A collection of wrenching love songs couched in the receding wake of counterculture ideals, Joni Mitchell's 1971 album Blue lends a song ("A Case Of You") and a prevailing tone to Waking The Dead, director Keith Gordon's intriguing but deeply flawed ethereal romance. Channeling the Watergate-era skepticism of The Candidate into a moody romantic ghost story, Gordon practically invents a new genre altogether, which may explain why he has so much trouble making it work. But he invests an enormous amount of feeling into the densely layered story, which weaves two different periods in the life of an ambitious politician who becomes convinced that his slain lover is still alive. The film opens in the early '70s, as America's waning years in the Vietnam War have induced a climate of widespread disillusionment. But cynicism hasn't yet engulfed Billy Crudup, a young Coast Guard officer who enlisted because "it's not the army, Canada, or jail," or his girlfriend Jennifer Connelly, a fierce social activist who dies in a politically motivated car-bombing. Flash forward a decade later, when Crudup, now running for his first congressional seat, believes he sees and hears her nearly everywhere he goes.

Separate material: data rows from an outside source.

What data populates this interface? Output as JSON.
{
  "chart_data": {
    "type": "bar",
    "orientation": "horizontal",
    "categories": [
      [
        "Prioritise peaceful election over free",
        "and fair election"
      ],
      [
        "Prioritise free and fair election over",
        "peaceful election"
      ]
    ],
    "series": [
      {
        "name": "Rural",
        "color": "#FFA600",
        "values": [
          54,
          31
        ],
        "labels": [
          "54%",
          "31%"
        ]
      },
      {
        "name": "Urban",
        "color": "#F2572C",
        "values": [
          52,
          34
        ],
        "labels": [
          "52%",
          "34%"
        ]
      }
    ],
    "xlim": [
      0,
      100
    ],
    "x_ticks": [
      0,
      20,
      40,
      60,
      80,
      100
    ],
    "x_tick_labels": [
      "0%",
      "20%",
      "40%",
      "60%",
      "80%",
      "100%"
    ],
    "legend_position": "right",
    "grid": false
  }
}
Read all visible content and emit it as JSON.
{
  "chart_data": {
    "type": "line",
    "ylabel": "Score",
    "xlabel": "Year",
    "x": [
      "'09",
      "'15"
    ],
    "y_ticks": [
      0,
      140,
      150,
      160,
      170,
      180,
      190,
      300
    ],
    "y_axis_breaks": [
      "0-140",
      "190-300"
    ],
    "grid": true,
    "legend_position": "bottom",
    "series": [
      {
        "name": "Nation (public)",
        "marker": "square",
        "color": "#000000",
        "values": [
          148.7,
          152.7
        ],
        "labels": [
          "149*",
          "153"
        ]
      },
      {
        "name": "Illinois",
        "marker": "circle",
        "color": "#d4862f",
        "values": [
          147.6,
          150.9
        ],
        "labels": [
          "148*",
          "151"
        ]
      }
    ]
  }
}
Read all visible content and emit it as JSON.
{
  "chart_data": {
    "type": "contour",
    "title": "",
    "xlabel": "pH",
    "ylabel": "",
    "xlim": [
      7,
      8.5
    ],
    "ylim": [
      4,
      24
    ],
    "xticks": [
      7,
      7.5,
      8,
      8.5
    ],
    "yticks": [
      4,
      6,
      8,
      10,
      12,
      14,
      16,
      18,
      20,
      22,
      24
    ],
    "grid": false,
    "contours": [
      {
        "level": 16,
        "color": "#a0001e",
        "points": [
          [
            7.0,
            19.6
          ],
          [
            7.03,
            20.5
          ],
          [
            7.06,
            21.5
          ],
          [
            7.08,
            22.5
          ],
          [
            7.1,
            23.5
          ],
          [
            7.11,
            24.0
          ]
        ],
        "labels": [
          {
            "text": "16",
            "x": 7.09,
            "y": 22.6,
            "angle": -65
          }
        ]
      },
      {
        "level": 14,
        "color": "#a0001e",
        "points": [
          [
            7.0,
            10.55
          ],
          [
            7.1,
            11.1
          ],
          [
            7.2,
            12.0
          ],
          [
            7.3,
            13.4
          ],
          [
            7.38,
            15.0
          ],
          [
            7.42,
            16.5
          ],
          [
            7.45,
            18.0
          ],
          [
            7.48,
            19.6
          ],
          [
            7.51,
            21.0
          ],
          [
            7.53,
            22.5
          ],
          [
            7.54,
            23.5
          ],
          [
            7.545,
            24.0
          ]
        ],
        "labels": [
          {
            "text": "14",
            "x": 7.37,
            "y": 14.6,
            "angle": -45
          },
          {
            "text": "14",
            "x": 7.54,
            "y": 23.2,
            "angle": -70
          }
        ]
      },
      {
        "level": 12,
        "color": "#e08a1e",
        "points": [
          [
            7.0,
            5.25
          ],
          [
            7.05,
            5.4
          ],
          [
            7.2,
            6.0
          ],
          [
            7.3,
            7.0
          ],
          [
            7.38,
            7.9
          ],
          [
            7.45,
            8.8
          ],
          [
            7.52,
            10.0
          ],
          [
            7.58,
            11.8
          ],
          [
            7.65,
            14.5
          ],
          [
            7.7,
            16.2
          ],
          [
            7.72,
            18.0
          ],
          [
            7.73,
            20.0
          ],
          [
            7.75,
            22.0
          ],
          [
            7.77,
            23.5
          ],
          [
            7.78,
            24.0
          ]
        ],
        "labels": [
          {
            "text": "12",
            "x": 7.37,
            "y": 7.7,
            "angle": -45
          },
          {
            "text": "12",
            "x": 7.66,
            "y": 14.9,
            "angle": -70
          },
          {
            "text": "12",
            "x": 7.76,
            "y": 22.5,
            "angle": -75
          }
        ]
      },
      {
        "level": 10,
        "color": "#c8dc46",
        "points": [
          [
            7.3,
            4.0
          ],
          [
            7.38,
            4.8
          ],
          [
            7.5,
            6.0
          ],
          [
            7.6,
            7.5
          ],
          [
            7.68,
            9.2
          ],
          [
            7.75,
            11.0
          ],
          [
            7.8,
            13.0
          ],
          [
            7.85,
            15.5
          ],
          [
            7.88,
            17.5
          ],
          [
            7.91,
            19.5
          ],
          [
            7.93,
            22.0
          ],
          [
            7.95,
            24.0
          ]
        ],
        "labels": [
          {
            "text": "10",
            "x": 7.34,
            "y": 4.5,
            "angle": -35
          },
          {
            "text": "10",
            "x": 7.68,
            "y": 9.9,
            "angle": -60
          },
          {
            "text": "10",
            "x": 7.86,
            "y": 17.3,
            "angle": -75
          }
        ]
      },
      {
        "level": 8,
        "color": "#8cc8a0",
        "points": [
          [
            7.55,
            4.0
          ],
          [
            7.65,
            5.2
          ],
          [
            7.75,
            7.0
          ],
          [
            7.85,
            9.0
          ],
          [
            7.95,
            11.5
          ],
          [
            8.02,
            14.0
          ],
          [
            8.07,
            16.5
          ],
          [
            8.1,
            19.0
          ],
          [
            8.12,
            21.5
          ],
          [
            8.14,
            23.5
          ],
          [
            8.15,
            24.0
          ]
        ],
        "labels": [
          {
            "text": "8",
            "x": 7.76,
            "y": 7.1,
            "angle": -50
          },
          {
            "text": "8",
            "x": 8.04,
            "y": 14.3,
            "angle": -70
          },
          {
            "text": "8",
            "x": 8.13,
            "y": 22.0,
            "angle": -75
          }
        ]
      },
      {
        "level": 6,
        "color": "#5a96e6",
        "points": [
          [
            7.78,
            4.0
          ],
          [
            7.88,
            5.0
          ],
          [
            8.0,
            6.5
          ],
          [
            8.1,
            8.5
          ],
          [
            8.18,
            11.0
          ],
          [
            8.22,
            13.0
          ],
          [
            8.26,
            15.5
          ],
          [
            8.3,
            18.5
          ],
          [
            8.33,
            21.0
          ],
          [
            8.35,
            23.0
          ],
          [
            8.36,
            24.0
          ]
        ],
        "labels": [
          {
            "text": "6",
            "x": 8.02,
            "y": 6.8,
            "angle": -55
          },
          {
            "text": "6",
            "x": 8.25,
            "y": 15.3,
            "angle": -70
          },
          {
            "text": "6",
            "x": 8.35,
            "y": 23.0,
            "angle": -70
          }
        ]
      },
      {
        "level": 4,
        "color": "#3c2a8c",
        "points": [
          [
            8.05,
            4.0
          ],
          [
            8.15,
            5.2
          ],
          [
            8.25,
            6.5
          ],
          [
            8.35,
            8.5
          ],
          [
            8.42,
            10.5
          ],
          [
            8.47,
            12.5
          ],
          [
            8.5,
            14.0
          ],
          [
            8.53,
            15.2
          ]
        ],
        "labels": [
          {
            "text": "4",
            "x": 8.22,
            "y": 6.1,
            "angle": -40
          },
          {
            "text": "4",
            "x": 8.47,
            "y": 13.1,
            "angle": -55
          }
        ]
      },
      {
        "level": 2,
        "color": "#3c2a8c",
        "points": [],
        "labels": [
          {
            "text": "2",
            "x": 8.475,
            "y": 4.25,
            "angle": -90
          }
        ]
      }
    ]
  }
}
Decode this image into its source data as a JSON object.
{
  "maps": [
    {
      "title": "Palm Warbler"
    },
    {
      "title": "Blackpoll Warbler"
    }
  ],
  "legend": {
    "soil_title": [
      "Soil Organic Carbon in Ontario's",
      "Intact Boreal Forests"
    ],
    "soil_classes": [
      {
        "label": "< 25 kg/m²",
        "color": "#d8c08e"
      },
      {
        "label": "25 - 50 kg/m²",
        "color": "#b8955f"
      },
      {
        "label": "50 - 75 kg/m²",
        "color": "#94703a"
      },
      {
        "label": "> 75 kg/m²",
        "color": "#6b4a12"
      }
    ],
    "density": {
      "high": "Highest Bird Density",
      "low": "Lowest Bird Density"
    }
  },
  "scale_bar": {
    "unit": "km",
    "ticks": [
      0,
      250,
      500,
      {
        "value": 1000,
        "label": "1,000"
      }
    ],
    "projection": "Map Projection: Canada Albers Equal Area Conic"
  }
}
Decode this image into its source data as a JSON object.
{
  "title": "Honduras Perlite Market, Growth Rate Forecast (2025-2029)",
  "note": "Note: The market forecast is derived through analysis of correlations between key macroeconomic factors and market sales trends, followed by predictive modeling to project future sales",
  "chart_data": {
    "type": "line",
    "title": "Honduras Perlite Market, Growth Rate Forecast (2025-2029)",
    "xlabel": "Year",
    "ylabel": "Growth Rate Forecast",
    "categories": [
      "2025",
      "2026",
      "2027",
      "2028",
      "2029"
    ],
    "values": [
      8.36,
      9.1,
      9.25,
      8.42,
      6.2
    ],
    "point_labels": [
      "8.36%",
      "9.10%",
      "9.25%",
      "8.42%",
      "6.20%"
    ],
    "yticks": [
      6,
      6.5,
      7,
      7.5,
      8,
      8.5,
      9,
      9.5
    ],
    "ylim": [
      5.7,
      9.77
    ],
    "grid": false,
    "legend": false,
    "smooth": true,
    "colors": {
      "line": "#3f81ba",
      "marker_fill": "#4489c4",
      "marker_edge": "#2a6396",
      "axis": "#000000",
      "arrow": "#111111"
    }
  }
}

The big mystery in Waking The Dead—is she or isn't she alive?—doesn't matter much because Connelly's character is really just Crudup's conscience made flesh; in one heavy-handed moment, he's told she'll always be his Jiminy Cricket. Though this weighty metaphor makes their affair seem a little too remote, Gordon's equation of lost love with lost ideals creates an atmosphere of palpable sadness. Crudup, in a wonderfully internalized performance, carries the sunken look of a man who genuinely wants to help people but isn't above the compromise that comes with the life he's chosen. Waking The Dead isn't especially nuanced in its politics, nor does it have to be, because Gordon is more interested in the simple decision to embrace a wounded system. The film itself, at once haunting and frustrating, poses a similar problem.